There were frustration, tears and heated exchanges at a community meeting in Logan after a week of racial tension in the community south of Brisbane.

More than 200 Aborigines and Torres Strait Islanders turned out to last night's meeting which did not include representatives from the Pacific Island communities.

Riot police had to be called in to Douglas Street at Woodridge to deal with violent clashes between two feuding families and their supporters.

Some speakers said the fighting this week was a misunderstanding.

Others blamed it on long-standing tensions between Aborigines and Pacific Islanders.

The situation has calmed since one family took up a State Government offer to relocate, with assistance from the Housing Department.

Patricia Wharton told the meeting bureaucrats and government public servants are partly to blame for the problems in Logan City.

"To all you government workers who go out there talking for us make sure you are saying the right things," she said.

Brisbane Aboriginal Legal Service Solicitor Terry Stedman said high-ranking police refuse to admit that gangs are a problem.

"I spoke to the officer in charge of Logan Police station and he informed me there was no gang problem in Logan," Mr Stedman.
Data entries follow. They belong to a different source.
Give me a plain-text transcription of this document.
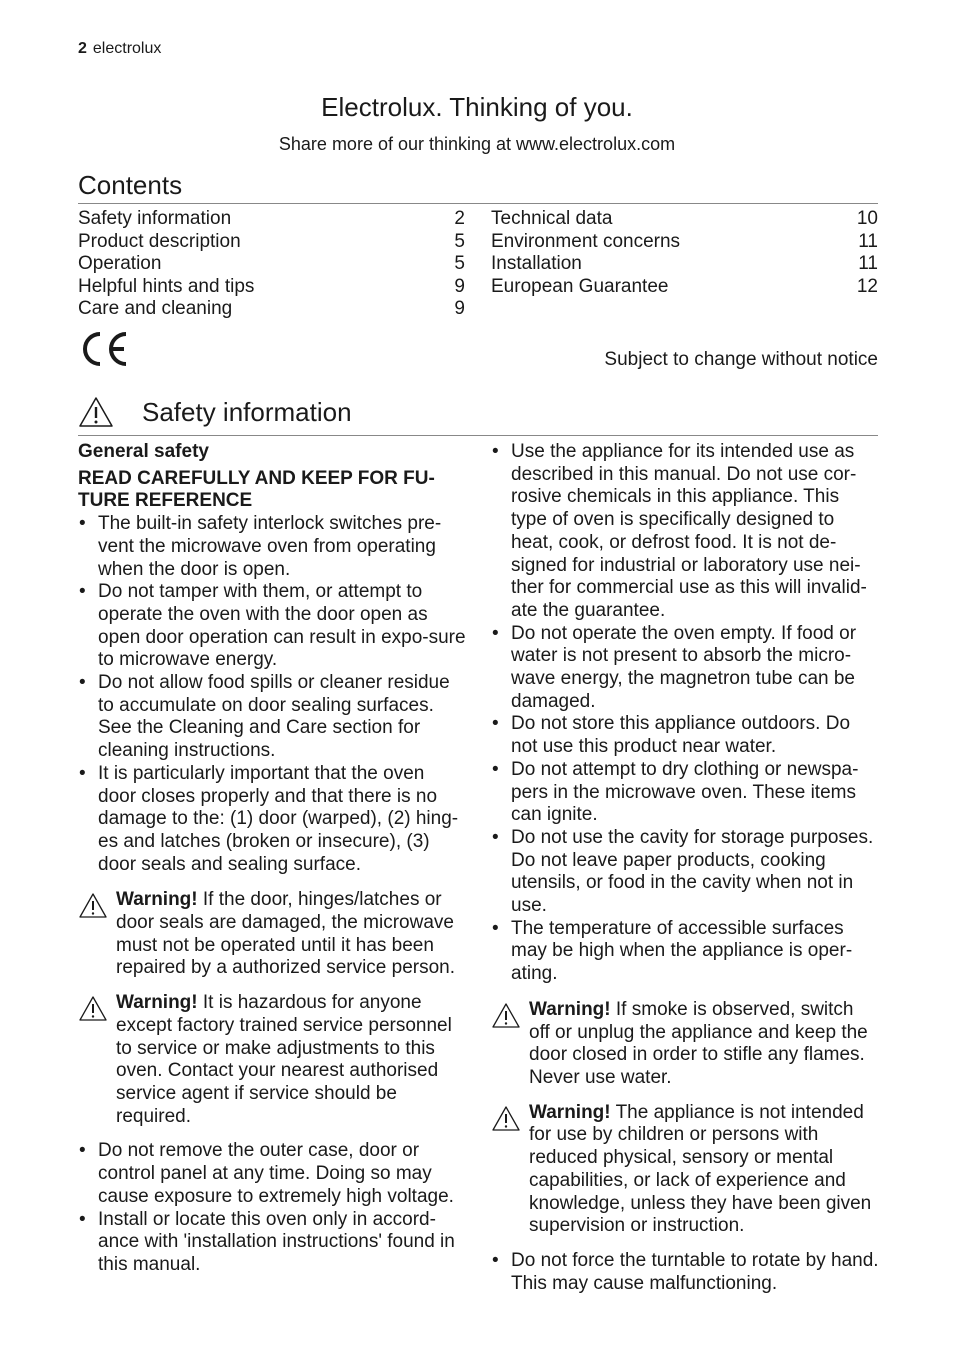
2 electrolux
Electrolux. Thinking of you.
Share more of our thinking at www.electrolux.com
Contents
Safety information	2
Product description	5
Operation	5
Helpful hints and tips	9
Care and cleaning	9
Technical data	10
Environment concerns	11
Installation	11
European Guarantee	12
Subject to change without notice
Safety information
General safety
READ CAREFULLY AND KEEP FOR FU-TURE REFERENCE
• The built-in safety interlock switches pre-vent the microwave oven from operating when the door is open.
• Do not tamper with them, or attempt to operate the oven with the door open as open door operation can result in expo-sure to microwave energy.
• Do not allow food spills or cleaner residue to accumulate on door sealing surfaces. See the Cleaning and Care section for cleaning instructions.
• It is particularly important that the oven door closes properly and that there is no damage to the: (1) door (warped), (2) hing-es and latches (broken or insecure), (3) door seals and sealing surface.
Warning! If the door, hinges/latches or door seals are damaged, the microwave must not be operated until it has been repaired by a authorized service person.
Warning! It is hazardous for anyone except factory trained service personnel to service or make adjustments to this oven. Contact your nearest authorised service agent if service should be required.
• Do not remove the outer case, door or control panel at any time. Doing so may cause exposure to extremely high voltage.
• Install or locate this oven only in accord-ance with 'installation instructions' found in this manual.
• Use the appliance for its intended use as described in this manual. Do not use cor-rosive chemicals in this appliance. This type of oven is specifically designed to heat, cook, or defrost food. It is not de-signed for industrial or laboratory use nei-ther for commercial use as this will invalid-ate the guarantee.
• Do not operate the oven empty. If food or water is not present to absorb the micro-wave energy, the magnetron tube can be damaged.
• Do not store this appliance outdoors. Do not use this product near water.
• Do not attempt to dry clothing or newspa-pers in the microwave oven. These items can ignite.
• Do not use the cavity for storage purposes. Do not leave paper products, cooking utensils, or food in the cavity when not in use.
• The temperature of accessible surfaces may be high when the appliance is oper-ating.
Warning! If smoke is observed, switch off or unplug the appliance and keep the door closed in order to stifle any flames. Never use water.
Warning! The appliance is not intended for use by children or persons with reduced physical, sensory or mental capabilities, or lack of experience and knowledge, unless they have been given supervision or instruction.
• Do not force the turntable to rotate by hand. This may cause malfunctioning.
Mr Stedman said he believes the racism is being driven by gangs of youths.

"Woodridge High School bans the wearing of colours because there is a gang problem," he said.
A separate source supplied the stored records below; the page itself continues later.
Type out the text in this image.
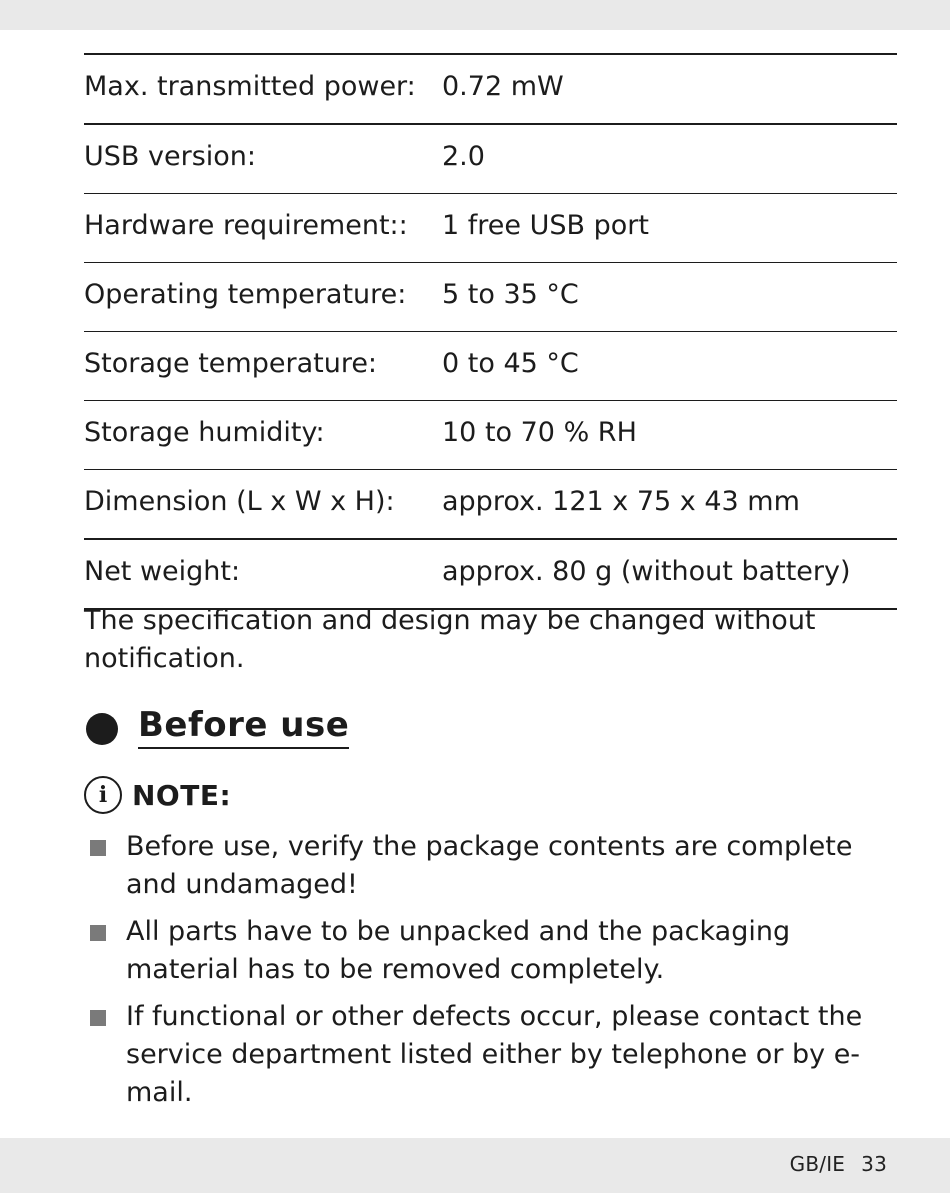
Max. transmitted power:	0.72 mW
USB version:	2.0
Hardware requirement::	1 free USB port
Operating temperature:	5 to 35 °C
Storage temperature:	0 to 45 °C
Storage humidity:	10 to 70 % RH
Dimension (L x W x H):	approx. 121 x 75 x 43 mm
Net weight:	approx. 80 g (without battery)

The specification and design may be changed without notification.

Before use
i NOTE:
Before use, verify the package contents are complete and undamaged!
All parts have to be unpacked and the packaging material has to be removed completely.
If functional or other defects occur, please contact the service department listed either by telephone or by e-mail.
GB/IE 33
"There is a gang problem in Logan and it is not being addressed."

The meeting heard that some parents will not let their children return to schools in the Woodridge area after this week's violence.

"My daughter has refused to go to any school in this community," one mother said.

"She is scared that she is going to get flogged just like other people in this street - in this Logan community that has been affected by it."

The only politician at the meeting was the State Member for Woodridge Desley Scott.